MANADO – Saatnya meratapi sistem pendidikan berbasis uang yang diperagakan manajemen Universitas Sam Ratulangi (Unsrat) Manado. Biaya ratusan juta harus dikucurkan orang tua calon mahasiswa agar sang anak bisa studi di Fakultas Kedokteran. Alih-alih jadi dokter, ada orang tua bilang lebih baik anaknya jadi dukun! Ironis memang.
“So lebe murah jadi dukun daripada jadi dokter, jadi nda apa-apa kalo tu anak jadi dukun, ahli pengobatan tradisional,” ketus Els, ibu rumah tanggadi Malalayang Rabu (15/7) pagi tadi. Els dan suaminya Handri berharap putri mereka Inggrid, yang baru lulus SMA, bisa studi di Fakultas Kedokteran (Faked) Unsrat. Inggrid memang siswi sarat prestasi karena punya kemampuan otak encer yang akan menunjang studinya. Tapi apa daya, penghasilan pasangan suami istri ini hanya pas-pasan hingga impian punya anak dokter akhirnya pupus.
Els yang berprofesi sebagai guru bantu sebuah SD di kawasan Tuminting, sedang Handri tukang ojek, memang tak mampu memenuhi permintaan manajemen Faked, karena mematok anggaran masuk bertajuk dana pembangunan di kisaran puluhan hingga ratusan juta rupiah. “Jadi dukun, jadi dokter, ke depan sama semuanya, toh kalau mau jadi dokter ukurannya sekarang bukan otak tapi uang,” imbuh Els dengan nada sinis.

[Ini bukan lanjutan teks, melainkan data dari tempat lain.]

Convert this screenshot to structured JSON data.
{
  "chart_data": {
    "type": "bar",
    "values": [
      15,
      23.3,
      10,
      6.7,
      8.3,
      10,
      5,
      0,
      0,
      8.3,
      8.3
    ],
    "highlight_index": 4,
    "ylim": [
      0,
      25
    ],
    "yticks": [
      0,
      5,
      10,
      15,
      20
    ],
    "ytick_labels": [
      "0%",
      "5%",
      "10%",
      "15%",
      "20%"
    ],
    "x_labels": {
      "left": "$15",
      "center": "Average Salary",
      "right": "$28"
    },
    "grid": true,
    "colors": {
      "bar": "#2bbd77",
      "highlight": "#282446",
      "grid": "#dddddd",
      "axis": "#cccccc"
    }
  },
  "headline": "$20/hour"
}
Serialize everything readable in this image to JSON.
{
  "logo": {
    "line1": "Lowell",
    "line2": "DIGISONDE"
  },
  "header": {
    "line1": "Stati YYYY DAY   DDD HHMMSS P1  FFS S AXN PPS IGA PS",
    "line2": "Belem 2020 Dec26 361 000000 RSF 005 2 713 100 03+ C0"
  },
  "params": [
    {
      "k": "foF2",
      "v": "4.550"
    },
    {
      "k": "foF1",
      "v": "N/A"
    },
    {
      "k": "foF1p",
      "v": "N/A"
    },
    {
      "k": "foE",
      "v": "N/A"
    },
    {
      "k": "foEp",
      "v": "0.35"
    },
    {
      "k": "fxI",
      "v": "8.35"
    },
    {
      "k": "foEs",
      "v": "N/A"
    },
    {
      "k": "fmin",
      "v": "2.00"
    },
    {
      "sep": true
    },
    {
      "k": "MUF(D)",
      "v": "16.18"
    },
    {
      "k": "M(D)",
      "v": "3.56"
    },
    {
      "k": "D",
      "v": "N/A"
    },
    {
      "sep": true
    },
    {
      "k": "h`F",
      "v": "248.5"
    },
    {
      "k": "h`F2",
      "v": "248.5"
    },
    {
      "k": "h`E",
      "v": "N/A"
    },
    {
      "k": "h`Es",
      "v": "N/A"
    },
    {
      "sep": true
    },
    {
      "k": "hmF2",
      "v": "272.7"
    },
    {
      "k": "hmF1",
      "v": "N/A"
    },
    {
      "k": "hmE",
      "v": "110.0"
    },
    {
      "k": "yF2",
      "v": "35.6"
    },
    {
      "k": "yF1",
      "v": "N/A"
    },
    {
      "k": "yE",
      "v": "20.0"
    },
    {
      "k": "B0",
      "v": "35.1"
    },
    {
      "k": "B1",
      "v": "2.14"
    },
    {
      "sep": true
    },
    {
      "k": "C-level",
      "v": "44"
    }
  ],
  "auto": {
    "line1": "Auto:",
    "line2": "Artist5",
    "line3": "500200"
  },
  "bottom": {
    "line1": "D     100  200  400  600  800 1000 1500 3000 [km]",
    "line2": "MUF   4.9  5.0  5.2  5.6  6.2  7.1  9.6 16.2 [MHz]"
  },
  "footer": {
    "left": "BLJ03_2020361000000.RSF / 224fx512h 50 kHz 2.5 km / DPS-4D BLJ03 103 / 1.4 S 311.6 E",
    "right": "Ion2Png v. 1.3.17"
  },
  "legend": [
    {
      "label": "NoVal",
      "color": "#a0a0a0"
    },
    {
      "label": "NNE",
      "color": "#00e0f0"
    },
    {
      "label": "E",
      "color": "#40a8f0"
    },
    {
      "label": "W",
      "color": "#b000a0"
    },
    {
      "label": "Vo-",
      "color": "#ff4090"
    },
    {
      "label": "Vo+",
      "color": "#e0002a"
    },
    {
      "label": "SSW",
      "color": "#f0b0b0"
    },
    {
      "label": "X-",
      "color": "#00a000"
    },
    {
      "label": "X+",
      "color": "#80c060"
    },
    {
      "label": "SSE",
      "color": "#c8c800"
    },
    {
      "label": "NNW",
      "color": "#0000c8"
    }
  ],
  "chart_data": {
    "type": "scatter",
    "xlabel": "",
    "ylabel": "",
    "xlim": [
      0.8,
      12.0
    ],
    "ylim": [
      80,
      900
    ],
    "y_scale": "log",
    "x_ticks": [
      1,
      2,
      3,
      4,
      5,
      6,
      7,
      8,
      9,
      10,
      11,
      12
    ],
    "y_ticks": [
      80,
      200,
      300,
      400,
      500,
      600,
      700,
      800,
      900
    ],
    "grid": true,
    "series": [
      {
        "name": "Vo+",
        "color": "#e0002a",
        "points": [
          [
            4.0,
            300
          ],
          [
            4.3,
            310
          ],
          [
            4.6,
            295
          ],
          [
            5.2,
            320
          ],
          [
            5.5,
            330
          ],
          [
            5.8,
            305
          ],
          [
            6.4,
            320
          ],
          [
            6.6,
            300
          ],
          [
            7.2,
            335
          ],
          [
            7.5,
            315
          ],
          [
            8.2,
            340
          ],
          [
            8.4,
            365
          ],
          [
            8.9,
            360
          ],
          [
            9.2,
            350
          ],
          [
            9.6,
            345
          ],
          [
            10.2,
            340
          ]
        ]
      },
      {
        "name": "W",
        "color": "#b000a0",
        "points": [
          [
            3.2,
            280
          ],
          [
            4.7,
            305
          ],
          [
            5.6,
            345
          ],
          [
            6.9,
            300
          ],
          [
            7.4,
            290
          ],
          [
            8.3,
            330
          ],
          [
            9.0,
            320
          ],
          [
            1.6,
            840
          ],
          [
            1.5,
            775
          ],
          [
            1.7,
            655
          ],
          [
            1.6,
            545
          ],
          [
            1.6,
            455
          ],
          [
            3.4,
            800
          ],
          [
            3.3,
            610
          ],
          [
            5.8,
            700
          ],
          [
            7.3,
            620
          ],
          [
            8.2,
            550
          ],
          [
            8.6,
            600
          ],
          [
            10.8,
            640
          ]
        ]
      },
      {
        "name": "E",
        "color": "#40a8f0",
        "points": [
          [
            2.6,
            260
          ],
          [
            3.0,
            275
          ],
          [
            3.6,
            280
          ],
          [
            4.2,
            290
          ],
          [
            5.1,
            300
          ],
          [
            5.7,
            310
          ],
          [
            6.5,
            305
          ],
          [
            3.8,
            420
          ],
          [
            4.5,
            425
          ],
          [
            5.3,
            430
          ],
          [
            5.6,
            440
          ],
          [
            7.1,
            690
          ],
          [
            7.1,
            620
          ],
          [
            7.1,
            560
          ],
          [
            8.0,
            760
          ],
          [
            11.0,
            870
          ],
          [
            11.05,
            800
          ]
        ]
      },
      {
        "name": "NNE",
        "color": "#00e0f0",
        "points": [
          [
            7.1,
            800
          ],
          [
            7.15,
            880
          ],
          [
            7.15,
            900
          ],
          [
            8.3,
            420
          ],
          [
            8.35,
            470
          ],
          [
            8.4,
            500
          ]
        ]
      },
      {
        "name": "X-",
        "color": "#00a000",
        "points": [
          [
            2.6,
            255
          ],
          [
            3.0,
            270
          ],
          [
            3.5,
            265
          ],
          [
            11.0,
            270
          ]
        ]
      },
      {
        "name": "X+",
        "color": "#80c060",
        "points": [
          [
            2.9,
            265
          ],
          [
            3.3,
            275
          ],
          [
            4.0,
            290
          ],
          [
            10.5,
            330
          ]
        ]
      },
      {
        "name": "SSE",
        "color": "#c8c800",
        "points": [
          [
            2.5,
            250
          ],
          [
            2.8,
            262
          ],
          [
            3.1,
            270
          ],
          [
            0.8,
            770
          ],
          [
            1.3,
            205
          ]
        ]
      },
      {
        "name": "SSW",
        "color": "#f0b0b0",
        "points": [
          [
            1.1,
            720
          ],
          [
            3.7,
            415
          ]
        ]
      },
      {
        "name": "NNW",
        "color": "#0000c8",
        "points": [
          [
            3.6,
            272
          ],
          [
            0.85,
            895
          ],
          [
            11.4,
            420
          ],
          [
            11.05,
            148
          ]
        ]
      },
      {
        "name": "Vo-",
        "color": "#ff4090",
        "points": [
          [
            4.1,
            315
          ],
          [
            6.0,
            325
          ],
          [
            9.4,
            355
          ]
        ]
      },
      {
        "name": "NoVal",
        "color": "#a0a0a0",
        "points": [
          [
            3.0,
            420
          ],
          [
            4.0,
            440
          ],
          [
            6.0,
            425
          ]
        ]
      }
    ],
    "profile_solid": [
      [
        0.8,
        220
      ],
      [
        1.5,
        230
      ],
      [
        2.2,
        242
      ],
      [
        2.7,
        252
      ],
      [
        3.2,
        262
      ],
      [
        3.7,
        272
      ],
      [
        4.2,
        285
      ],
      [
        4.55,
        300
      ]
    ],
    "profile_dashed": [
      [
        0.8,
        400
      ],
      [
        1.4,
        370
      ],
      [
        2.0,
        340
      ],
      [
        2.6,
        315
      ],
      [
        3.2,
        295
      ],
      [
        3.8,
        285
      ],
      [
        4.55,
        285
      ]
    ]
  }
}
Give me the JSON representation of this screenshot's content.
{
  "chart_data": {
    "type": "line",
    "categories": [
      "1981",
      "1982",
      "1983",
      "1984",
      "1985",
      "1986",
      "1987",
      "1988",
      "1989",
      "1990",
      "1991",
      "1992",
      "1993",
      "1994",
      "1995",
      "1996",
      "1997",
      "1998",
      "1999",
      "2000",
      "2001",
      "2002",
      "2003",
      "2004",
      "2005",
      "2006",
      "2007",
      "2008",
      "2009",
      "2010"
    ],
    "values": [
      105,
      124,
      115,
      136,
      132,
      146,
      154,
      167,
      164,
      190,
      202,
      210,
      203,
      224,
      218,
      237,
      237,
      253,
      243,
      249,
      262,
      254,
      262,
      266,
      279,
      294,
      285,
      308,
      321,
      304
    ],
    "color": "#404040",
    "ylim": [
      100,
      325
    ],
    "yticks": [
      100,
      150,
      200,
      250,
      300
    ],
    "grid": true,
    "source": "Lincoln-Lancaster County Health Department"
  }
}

Jawaban dari Faked dan manajemen Unsrat seputar dana masuk yang besar, namun dinilai wajar, dimuat pada salah satu harian lokal yang terbit tadi pagi tak pelak amat disayangkan kalangan masyarakat Manado.
“Mudah-mudahan ke depan perguruan tinggi di Manado menelorkan dokter-dokter bermartabat mulia, yang mengobati pasien bukan diukur lewat materi seperti ukuran mereka saat memulai studi, tapi karena sadar bahwa mereka bisa mengenyam studi berdasar anugerah Tuhan,” pesan Jufri, warga Teling Atas.